Helaan napas terdengar beberapa kali sejak kedatangannya dua puluh menit yang lalu. Begitu berat dan kelelahan. Dari pagi hingga larut malam, otaknya tak pernah berhenti memikirkan banyak hal. Visco selalu membebankan setiap masalah dalam suatu pekerjaan kepadanya. Seakan disengaja, kepala keluarga itu bahkan tak peduli ketika Jimin masih berkutat dengan tugasnya yang lain.
Akhir-akhir ini, banyak pekerja merasa kurang puas akan pelayanan yang disediakan keluarga Park. Mereka mengeluh tentang bagaimana keterbatasan libur serta kesediaan fasilitas, khususnya pada produksi kain wol. Menurut keterangan yang sejauh ini dikumpulkannya, Tuan Park menyuruh pekerja untuk mengumpulkan wol melebihi target biasanya. Pria itu terus memarahi dan memaksa mereka untuk bekerja hingga larut malam.
Meski beberapa perempuan telah memohon untuk beristirahat, tapi dia hanya memberi waktu sepuluh menit sebelum kembali bekerja.
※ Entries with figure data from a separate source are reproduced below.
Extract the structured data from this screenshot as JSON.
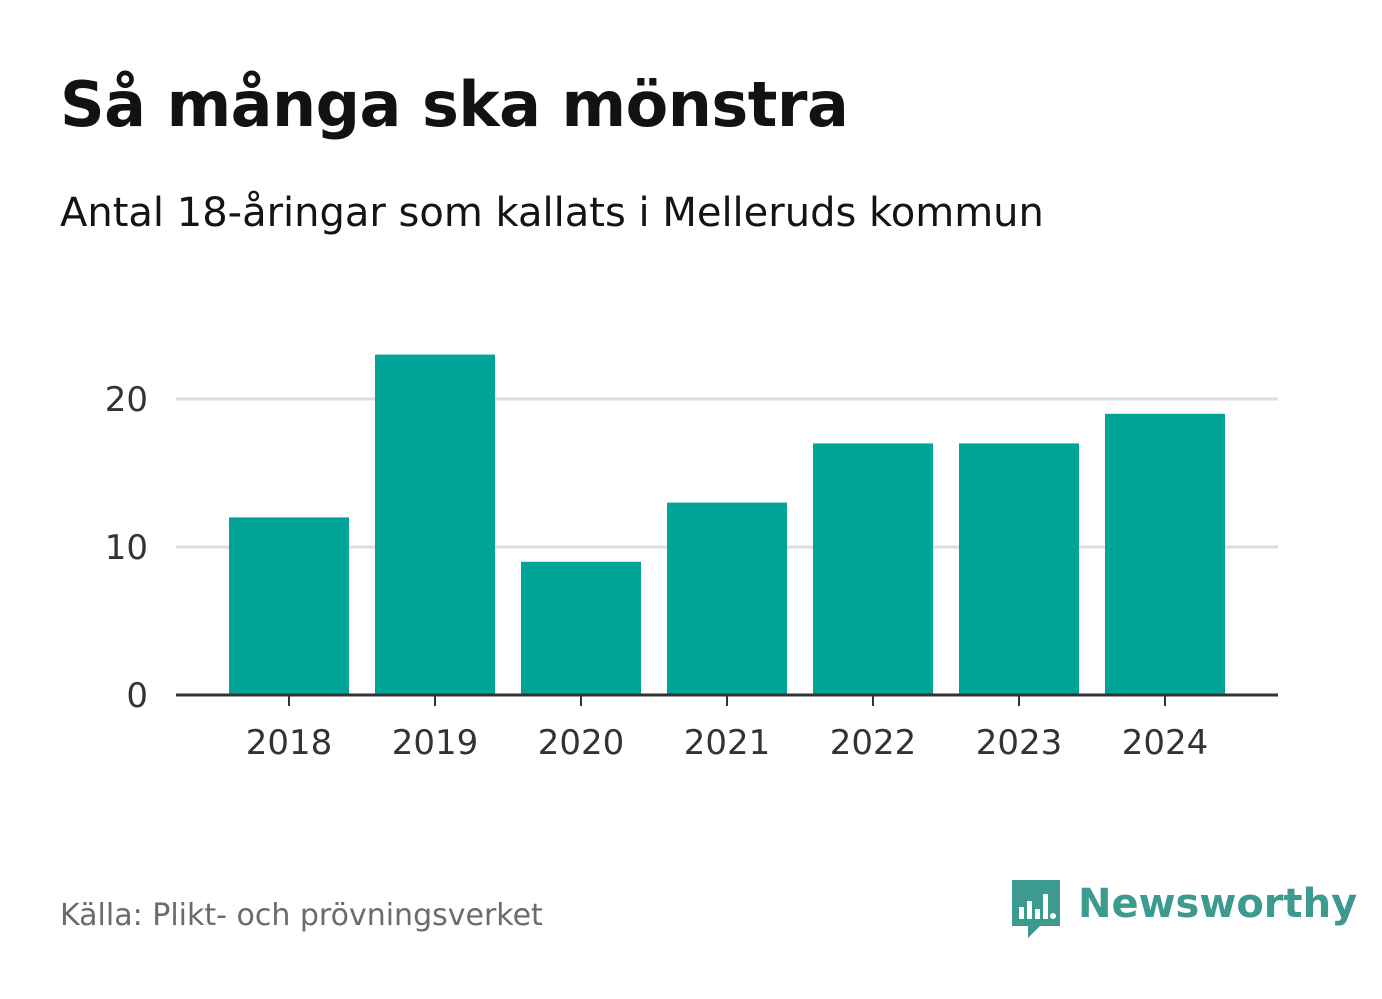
{
  "title": "Så många ska mönstra",
  "subtitle": "Antal 18-åringar som kallats i Melleruds kommun",
  "source": "Källa: Plikt- och prövningsverket",
  "brand": {
    "name": "Newsworthy",
    "icon": "newsworthy-logo-icon",
    "color": "#3d9a8f"
  },
  "colors": {
    "bar": "#00a499",
    "grid": "#dddddd",
    "axis": "#333333",
    "tick_text": "#333333"
  },
  "chart_data": {
    "type": "bar",
    "title": "Så många ska mönstra",
    "subtitle": "Antal 18-åringar som kallats i Melleruds kommun",
    "xlabel": "",
    "ylabel": "",
    "categories": [
      "2018",
      "2019",
      "2020",
      "2021",
      "2022",
      "2023",
      "2024"
    ],
    "values": [
      12,
      23,
      9,
      13,
      17,
      17,
      19
    ],
    "ylim": [
      0,
      23
    ],
    "yticks": [
      "0",
      "10",
      "20"
    ],
    "grid": true,
    "legend": "none"
  }
}
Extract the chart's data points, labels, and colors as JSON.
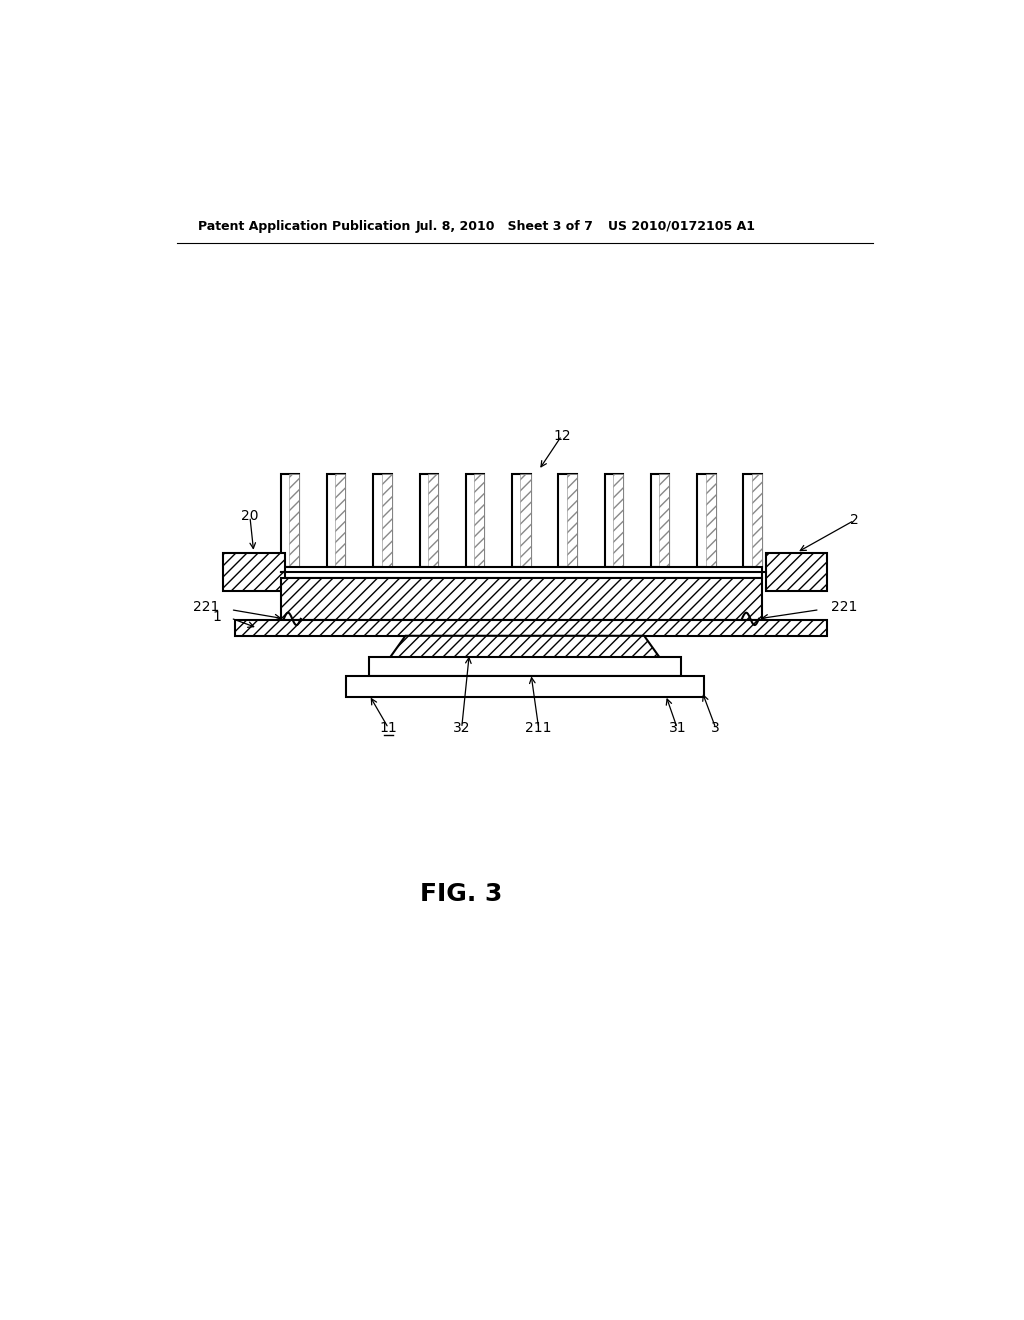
{
  "bg_color": "#ffffff",
  "line_color": "#000000",
  "header_left": "Patent Application Publication",
  "header_mid": "Jul. 8, 2010   Sheet 3 of 7",
  "header_right": "US 2010/0172105 A1",
  "fig_label": "FIG. 3",
  "n_fins": 11,
  "fin_hatch": "///",
  "body_hatch": "///"
}
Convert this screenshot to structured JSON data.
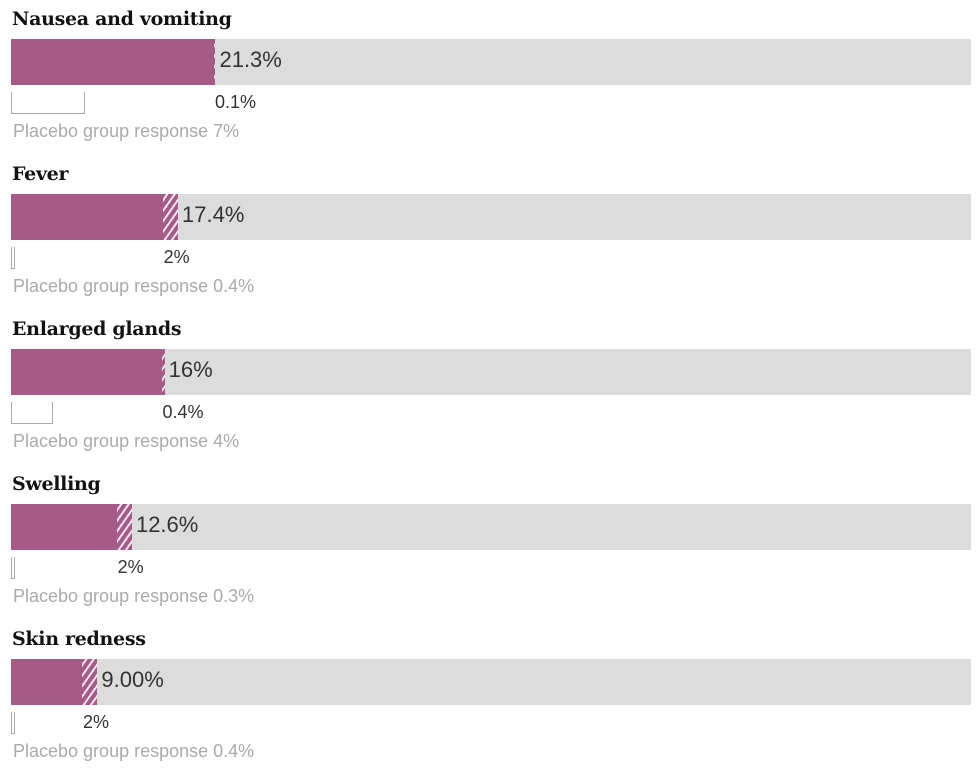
{
  "chart_data": {
    "type": "bar",
    "xlim": [
      0,
      100
    ],
    "colors": {
      "vaccine": "#a65a87",
      "track": "#dcdcdc",
      "placebo": "#aaaaaa"
    },
    "placebo_prefix": "Placebo group response",
    "items": [
      {
        "category": "Nausea and vomiting",
        "value": 21.3,
        "value_label": "21.3%",
        "severe": 0.1,
        "severe_label": "0.1%",
        "placebo": 7,
        "placebo_label": "7%"
      },
      {
        "category": "Fever",
        "value": 17.4,
        "value_label": "17.4%",
        "severe": 2,
        "severe_label": "2%",
        "placebo": 0.4,
        "placebo_label": "0.4%"
      },
      {
        "category": "Enlarged glands",
        "value": 16,
        "value_label": "16%",
        "severe": 0.4,
        "severe_label": "0.4%",
        "placebo": 4,
        "placebo_label": "4%"
      },
      {
        "category": "Swelling",
        "value": 12.6,
        "value_label": "12.6%",
        "severe": 2,
        "severe_label": "2%",
        "placebo": 0.3,
        "placebo_label": "0.3%"
      },
      {
        "category": "Skin redness",
        "value": 9.0,
        "value_label": "9.00%",
        "severe": 2,
        "severe_label": "2%",
        "placebo": 0.4,
        "placebo_label": "0.4%"
      }
    ]
  }
}
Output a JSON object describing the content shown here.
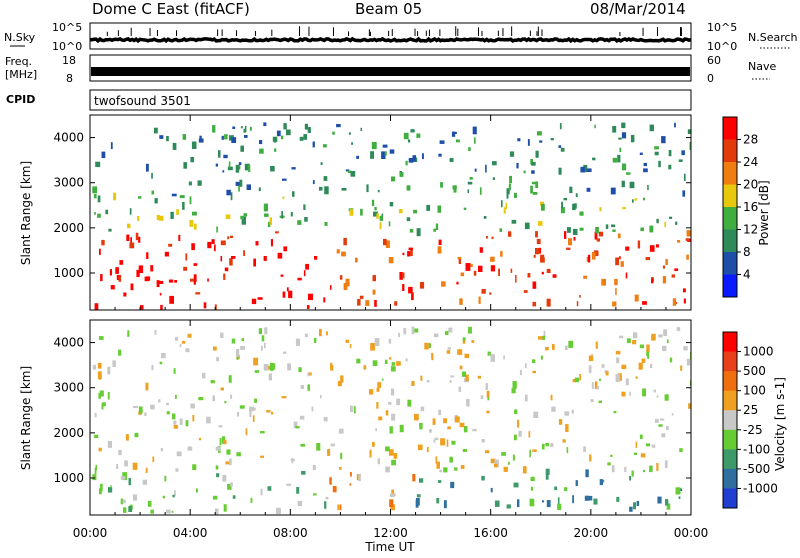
{
  "header": {
    "station": "Dome C East (fitACF)",
    "beam": "Beam 05",
    "date": "08/Mar/2014"
  },
  "noise_panel": {
    "left_label": "N.Sky",
    "right_label": "N.Search",
    "y_ticks_left": [
      "10^5",
      "10^0"
    ],
    "y_ticks_right": [
      "10^5",
      "10^0"
    ],
    "level_log": 0.35
  },
  "freq_panel": {
    "left_label": "Freq.",
    "left_unit": "[MHz]",
    "left_tick_top": "18",
    "left_tick_bottom": "8",
    "right_label": "Nave",
    "right_tick_top": "60",
    "right_tick_bottom": "0",
    "level": 0.55
  },
  "cpid_panel": {
    "label": "CPID",
    "text": "twofsound 3501"
  },
  "chart_data": [
    {
      "type": "heatmap",
      "parameter": "Power",
      "ylabel": "Slant Range [km]",
      "ylim": [
        180,
        4500
      ],
      "y_ticks": [
        1000,
        2000,
        3000,
        4000
      ],
      "xlim": [
        0,
        24
      ],
      "colorbar_label": "Power [dB]",
      "colorbar_ticks": [
        "4",
        "8",
        "12",
        "16",
        "20",
        "24",
        "28"
      ],
      "colorbar_colors": [
        "#0a1cff",
        "#1e4fa8",
        "#2f8a59",
        "#3fae3f",
        "#e8c80c",
        "#ef7d10",
        "#e33a0c",
        "#ff0000"
      ],
      "regions": [
        {
          "t0": 0.0,
          "t1": 9.0,
          "r0": 220,
          "r1": 1900,
          "level": 7
        },
        {
          "t0": 9.2,
          "t1": 12.5,
          "r0": 300,
          "r1": 1700,
          "level": 6
        },
        {
          "t0": 12.5,
          "t1": 24.0,
          "r0": 300,
          "r1": 1900,
          "level": 6
        },
        {
          "t0": 0.0,
          "t1": 24.0,
          "r0": 1900,
          "r1": 2700,
          "level": 3
        },
        {
          "t0": 0.0,
          "t1": 24.0,
          "r0": 2700,
          "r1": 4300,
          "level": 2
        }
      ]
    },
    {
      "type": "heatmap",
      "parameter": "Velocity",
      "ylabel": "Slant Range [km]",
      "ylim": [
        180,
        4500
      ],
      "y_ticks": [
        1000,
        2000,
        3000,
        4000
      ],
      "xlim": [
        0,
        24
      ],
      "xlabel": "Time UT",
      "x_ticks": [
        "00:00",
        "04:00",
        "08:00",
        "12:00",
        "16:00",
        "20:00",
        "00:00"
      ],
      "colorbar_label": "Velocity [m s-1]",
      "colorbar_ticks": [
        "1000",
        "500",
        "100",
        "25",
        "-25",
        "-100",
        "-500",
        "-1000"
      ],
      "colorbar_colors": [
        "#1f3fd0",
        "#2f6f9f",
        "#3f9a6a",
        "#66cc33",
        "#c8c8c8",
        "#f0a020",
        "#ef6f10",
        "#e8401a",
        "#ff0000"
      ],
      "regions": [
        {
          "t0": 0.0,
          "t1": 9.5,
          "r0": 250,
          "r1": 1150,
          "level": 3
        },
        {
          "t0": 0.0,
          "t1": 24.0,
          "r0": 1150,
          "r1": 2000,
          "level": 4
        },
        {
          "t0": 9.5,
          "t1": 13.0,
          "r0": 300,
          "r1": 1100,
          "level": 5
        },
        {
          "t0": 13.0,
          "t1": 24.0,
          "r0": 300,
          "r1": 1150,
          "level": 2
        },
        {
          "t0": 0.0,
          "t1": 24.0,
          "r0": 2000,
          "r1": 4300,
          "level": 4
        }
      ]
    }
  ]
}
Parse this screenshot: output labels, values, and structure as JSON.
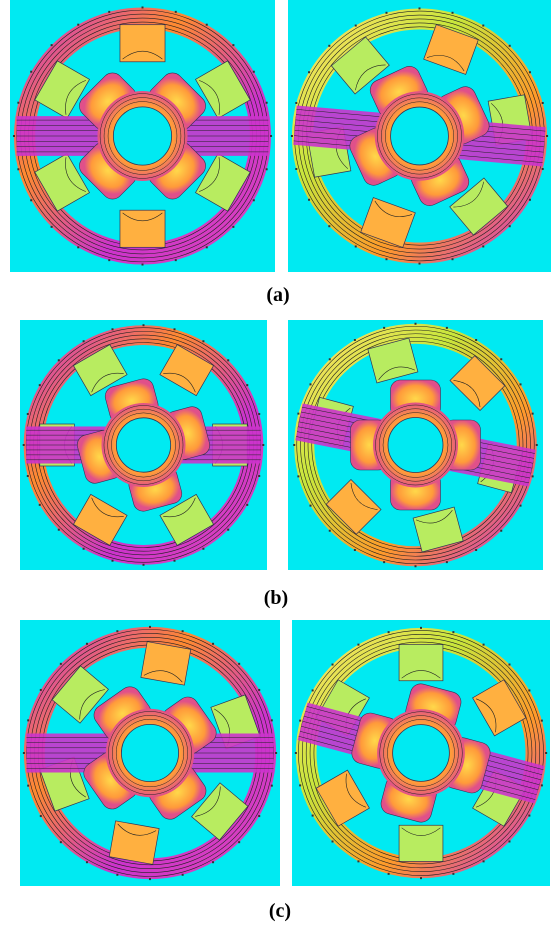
{
  "panels": [
    {
      "label": "(a)"
    },
    {
      "label": "(b)"
    },
    {
      "label": "(c)"
    }
  ]
}
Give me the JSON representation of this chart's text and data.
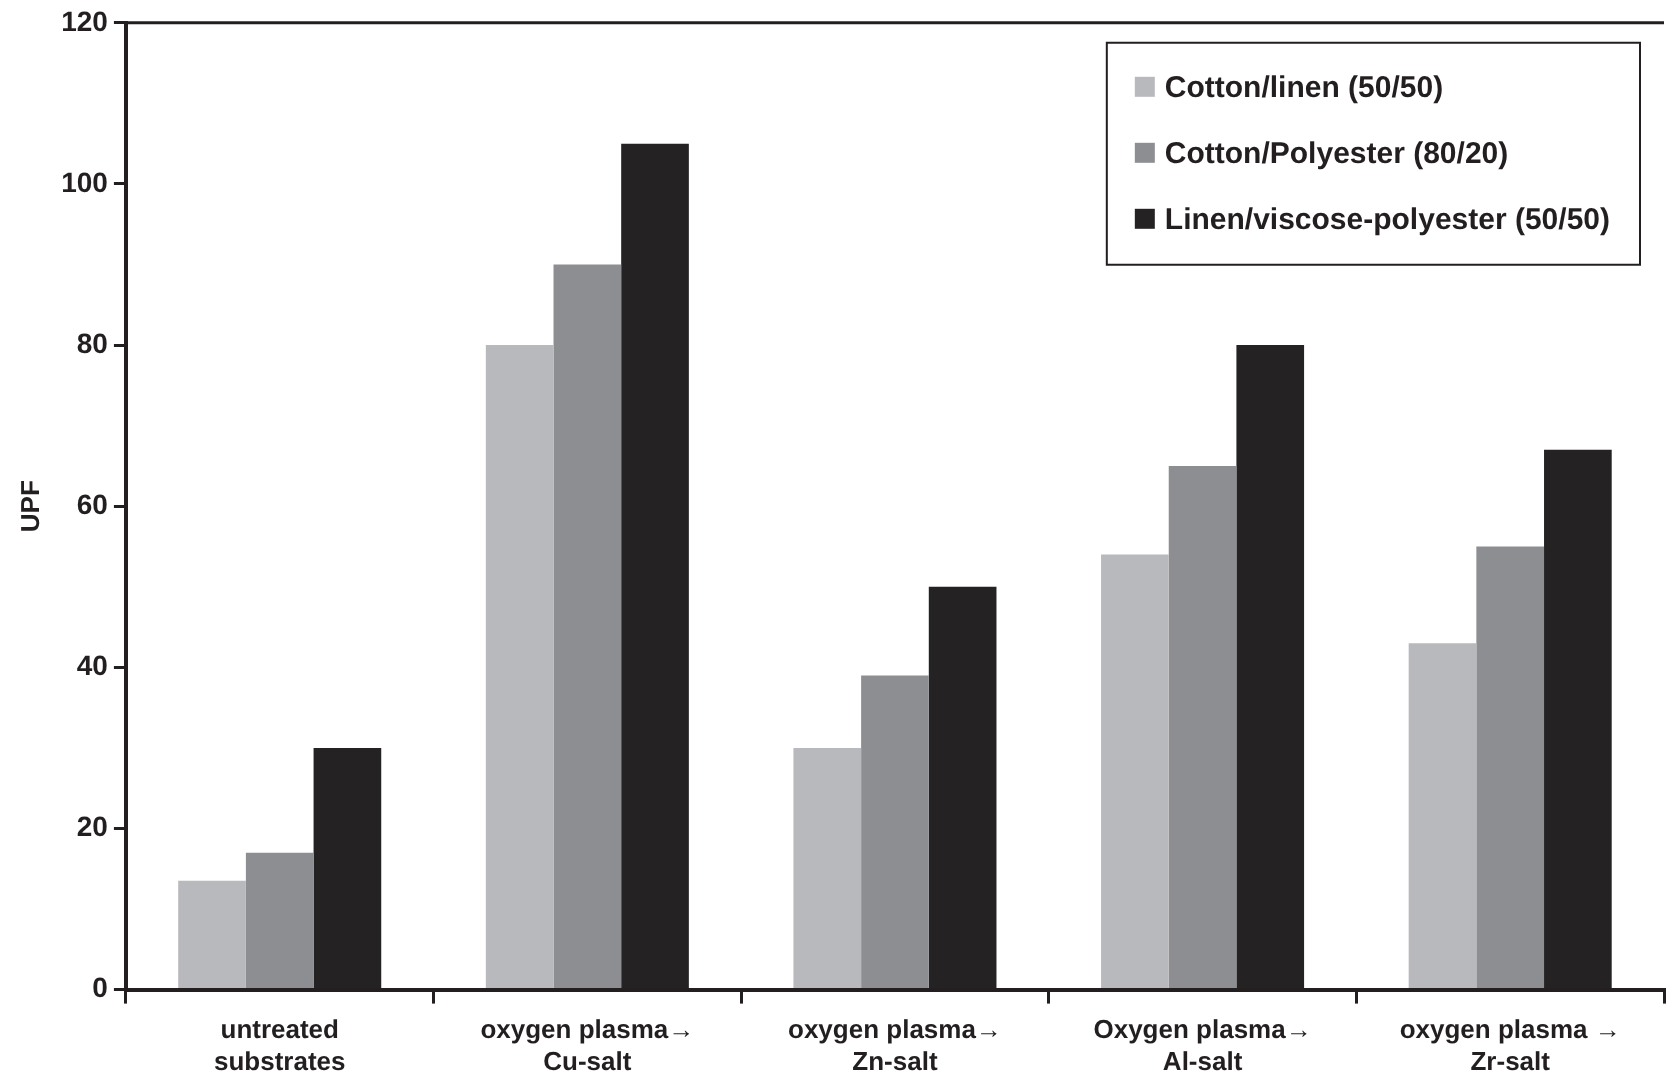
{
  "chart_data": {
    "type": "bar",
    "ylabel": "UPF",
    "categories": [
      "untreated\nsubstrates",
      "oxygen plasma→\nCu-salt",
      "oxygen plasma→\nZn-salt",
      "Oxygen plasma→\nAl-salt",
      "oxygen plasma →\nZr-salt"
    ],
    "series": [
      {
        "name": "Cotton/linen (50/50)",
        "color": "#b8b9bd",
        "values": [
          13.5,
          80,
          30,
          54,
          43
        ]
      },
      {
        "name": "Cotton/Polyester (80/20)",
        "color": "#8d8e92",
        "values": [
          17,
          90,
          39,
          65,
          55
        ]
      },
      {
        "name": "Linen/viscose-polyester (50/50)",
        "color": "#252223",
        "values": [
          30,
          105,
          50,
          80,
          67
        ]
      }
    ],
    "ylim": [
      0,
      120
    ],
    "yticks": [
      0,
      20,
      40,
      60,
      80,
      100,
      120
    ],
    "grid": false,
    "legend": "top right"
  }
}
Rahangnya mengeras. Telunjuknya lalu mengetuk permukaan meja secara perlahan. Beruntungnya, meski produksi wol tidak ditanganinya, ada sebagian pekerja yang lebih mempercayai Jimin ketimbang Visco hingga berani melaporkan kondisi. Tindakan paksa yang dilakukan Tuan Park tentu memiliki hubungan erat dengan rencana pemberontakannya. Sangat mudah ditebak walau beliau tidak mengatakan apapun pada Jimin.
Produksi wol pasti dipengaruhi oleh tambang kerajaan yang telah ditangani bangsawan Pedellian. Sejak tambang diambil alih, Tuan Park terlihat pusing memikirkan sesuatu. Dia bahkan tidak bisa menyembunyikan ekspresi paniknya meski tengah berada di sebuah pertemuan besar.
Awalnya, Jimin senang. Senyumnya terukir lebar melihat bagaimana ayahnya begitu kesusahan karena rencananya mulai diporak porandakan. Ia yakin, struktur besar yang susah payah dibuat ayahnya kini berantakan semenjak dirinya mengambil alih pekerjaan keluarga.
Tapi dia sadar, Tuan Park adalah orang cerdik yang dapat memanfaatkan segala situasi.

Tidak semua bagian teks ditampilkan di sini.